Temos muitos exemplos de países cujos recursos naturais valiosos geraram instabilidade e conflitos, golpes de Estado, corrupção, intriga política e ganância, levando ao fenómeno conhecido como a “maldição dos recursos naturais” e, como as receitas dos recursos naturais são voláteis, provocam uma taxa de câmbio sobreavaliada, que afecta o desenvolvimento de um sector industrial internacionalmente competitivo, levando à ocorrência frequente de crises, naquilo que é conhecido como a “doen- ça holandesa”. Nenhum país pobre e com reservas de recursos naturais está livre dos problemas de desenvolvimento relacionados com má governação, políticas erráticas, corrupção, instabilidade e falta de previsibilidade.
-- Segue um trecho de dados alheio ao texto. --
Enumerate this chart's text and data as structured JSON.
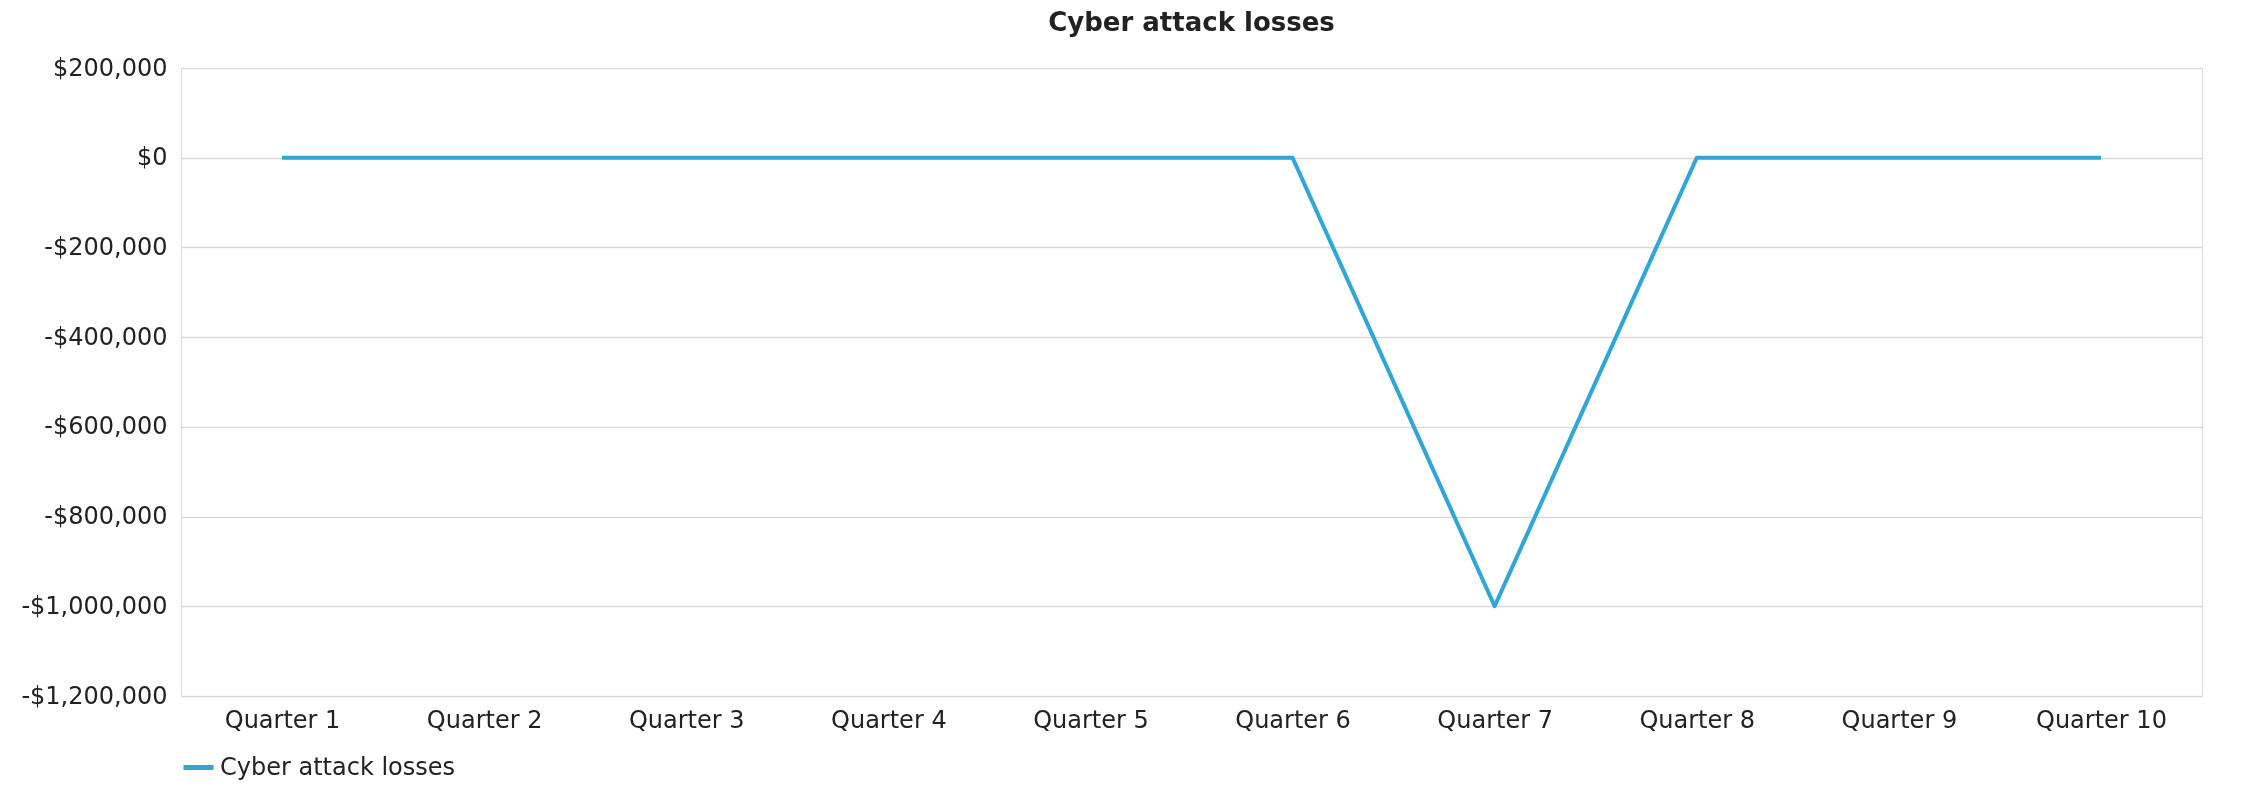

Na véspera de completar 48 anos de independência política, Moçambique tem ainda um longo e sinuoso caminho a percorrer para o alcance da emancipação económica. Carlos Lopes (2020), reputado economista de Guiné Bissau, não tem dúvidas ao afirmar que a maioria dos países africanos precisam de modernizar a agricultura, diversificar a sua malha económica, transformando as suas estruturas económicas e apostando inequivocamente na industrialização, para assim favorecer o crescimento económico de qualidade, gerar mais empregos e focar-se em quatro acessos decisivos: a educação relevante e de qualidade, a digitalização, o financiamento e os mercados. O nosso sonho e futuro colectivo vai estar muito dependente desses quatro acessos, dando importância estratégica às pessoas, reforçando as instituições e aproveitando os ventos da globalização para ter ganhos económicos concretos e tangíveis.
Hoje estamos mais bem preparados para avançar de forma rápida e segura no caminho do progresso e prosperidade, mas teremos de entender e ter consciência que há novos problemas e armadilhas na nossa trajectória. Como vamos transformar a nossa Nação nos próximos 30 anos? Temos de pensar, a sério, nisso hoje…
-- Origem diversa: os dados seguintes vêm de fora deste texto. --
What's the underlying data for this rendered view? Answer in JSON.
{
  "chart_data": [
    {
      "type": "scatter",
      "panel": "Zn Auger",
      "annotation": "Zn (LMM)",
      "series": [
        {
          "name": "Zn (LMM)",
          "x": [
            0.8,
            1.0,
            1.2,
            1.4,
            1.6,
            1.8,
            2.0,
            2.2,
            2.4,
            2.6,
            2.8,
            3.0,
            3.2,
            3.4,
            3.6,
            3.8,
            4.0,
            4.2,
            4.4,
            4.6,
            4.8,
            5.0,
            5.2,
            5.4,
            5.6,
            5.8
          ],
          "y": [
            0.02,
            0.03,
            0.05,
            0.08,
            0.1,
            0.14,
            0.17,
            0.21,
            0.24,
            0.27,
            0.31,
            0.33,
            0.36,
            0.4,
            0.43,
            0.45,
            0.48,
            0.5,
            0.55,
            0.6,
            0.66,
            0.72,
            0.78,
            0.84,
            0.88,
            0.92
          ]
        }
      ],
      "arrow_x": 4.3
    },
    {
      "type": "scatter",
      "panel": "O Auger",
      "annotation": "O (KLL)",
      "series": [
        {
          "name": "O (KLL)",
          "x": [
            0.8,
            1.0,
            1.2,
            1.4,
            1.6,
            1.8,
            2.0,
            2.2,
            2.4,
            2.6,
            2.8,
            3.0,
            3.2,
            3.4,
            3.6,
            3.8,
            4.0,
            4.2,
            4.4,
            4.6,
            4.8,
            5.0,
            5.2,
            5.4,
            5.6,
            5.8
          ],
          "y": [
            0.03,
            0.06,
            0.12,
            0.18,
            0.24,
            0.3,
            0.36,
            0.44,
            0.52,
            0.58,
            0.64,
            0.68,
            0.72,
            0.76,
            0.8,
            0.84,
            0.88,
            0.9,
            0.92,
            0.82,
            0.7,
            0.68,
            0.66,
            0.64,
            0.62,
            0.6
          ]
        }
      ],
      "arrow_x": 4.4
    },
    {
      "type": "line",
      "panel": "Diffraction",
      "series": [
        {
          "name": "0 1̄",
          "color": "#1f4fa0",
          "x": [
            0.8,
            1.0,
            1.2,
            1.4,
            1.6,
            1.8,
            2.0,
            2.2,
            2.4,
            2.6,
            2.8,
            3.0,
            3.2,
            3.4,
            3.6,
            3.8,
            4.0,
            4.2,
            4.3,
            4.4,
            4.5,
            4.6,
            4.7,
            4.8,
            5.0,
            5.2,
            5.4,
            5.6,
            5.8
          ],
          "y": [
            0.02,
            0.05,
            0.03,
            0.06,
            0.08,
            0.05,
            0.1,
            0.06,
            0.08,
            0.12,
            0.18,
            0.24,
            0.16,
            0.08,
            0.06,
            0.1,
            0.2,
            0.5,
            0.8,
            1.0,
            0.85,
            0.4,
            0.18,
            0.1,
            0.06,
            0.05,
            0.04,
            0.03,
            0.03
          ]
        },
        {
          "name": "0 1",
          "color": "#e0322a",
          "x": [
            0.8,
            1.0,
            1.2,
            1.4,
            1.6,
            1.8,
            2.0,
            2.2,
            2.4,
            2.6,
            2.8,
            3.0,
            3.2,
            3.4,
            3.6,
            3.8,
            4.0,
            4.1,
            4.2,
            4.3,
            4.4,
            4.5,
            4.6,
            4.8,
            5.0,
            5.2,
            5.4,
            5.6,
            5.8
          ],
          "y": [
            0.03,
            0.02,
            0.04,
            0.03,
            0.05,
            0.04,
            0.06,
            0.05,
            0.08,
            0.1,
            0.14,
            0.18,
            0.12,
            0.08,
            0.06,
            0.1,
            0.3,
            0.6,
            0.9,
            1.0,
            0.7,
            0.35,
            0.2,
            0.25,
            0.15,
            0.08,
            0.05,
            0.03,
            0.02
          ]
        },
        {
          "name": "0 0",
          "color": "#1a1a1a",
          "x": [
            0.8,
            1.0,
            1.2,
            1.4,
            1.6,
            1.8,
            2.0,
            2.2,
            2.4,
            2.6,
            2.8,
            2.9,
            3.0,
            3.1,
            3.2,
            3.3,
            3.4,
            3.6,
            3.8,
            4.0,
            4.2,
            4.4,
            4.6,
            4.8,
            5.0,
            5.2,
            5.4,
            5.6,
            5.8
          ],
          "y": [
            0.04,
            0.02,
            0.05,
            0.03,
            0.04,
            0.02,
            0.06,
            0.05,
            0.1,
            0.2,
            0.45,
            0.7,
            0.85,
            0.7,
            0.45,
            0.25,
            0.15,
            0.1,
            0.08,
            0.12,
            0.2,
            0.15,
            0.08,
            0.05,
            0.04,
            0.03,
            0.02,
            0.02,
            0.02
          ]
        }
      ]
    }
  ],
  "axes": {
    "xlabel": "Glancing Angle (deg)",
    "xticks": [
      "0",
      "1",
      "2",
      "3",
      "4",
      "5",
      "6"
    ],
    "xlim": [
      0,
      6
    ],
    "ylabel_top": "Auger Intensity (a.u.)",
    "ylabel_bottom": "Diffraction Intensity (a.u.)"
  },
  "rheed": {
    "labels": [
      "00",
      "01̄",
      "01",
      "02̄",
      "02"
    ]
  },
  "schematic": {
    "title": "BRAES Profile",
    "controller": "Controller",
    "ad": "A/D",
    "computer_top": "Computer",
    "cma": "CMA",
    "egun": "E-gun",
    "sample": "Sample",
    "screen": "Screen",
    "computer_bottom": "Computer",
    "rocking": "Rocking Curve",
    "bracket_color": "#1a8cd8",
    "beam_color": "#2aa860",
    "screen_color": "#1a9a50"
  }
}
Maputo, 23 de Abril de 2023
1 Muhammad Yunus (2007). O Banqueiro dos Pobres Oeiras: Difel.
2 Amartya Sen (1999). Development as Freedom. Oxford: Oxford University Press.
3 Paul Collier (2010). Os Milhões da Pobreza. Alfragide: Casa das Letras.
4 Daron Acemoglu & James Robinson (2013). Porque Falham as Nações: As origens do poder, da prosperidade e da pobreza. Lisboa: Tema e Debates.
5 Carlos Lopes (2020). África em Transformação: Desenvolvimento económico na era da dúvida. Lisboa: Tinta da China Edições.
6 José Negrão (2005). Cem Anos de Economia da Família Rural Africana: O delta do Zambeze em análise retrospectiva. Maputo: Texto Editores.
7 Salim Valá (2021). Economia Globalizada & Paradoxos de Desenvolvimento: Reflexões inconclusivas Maputo: Escolar Editora.
8 Douglass North (1990). Institutions, Institutional Change and Economic Performance. Cambridge: Cambridge University Press.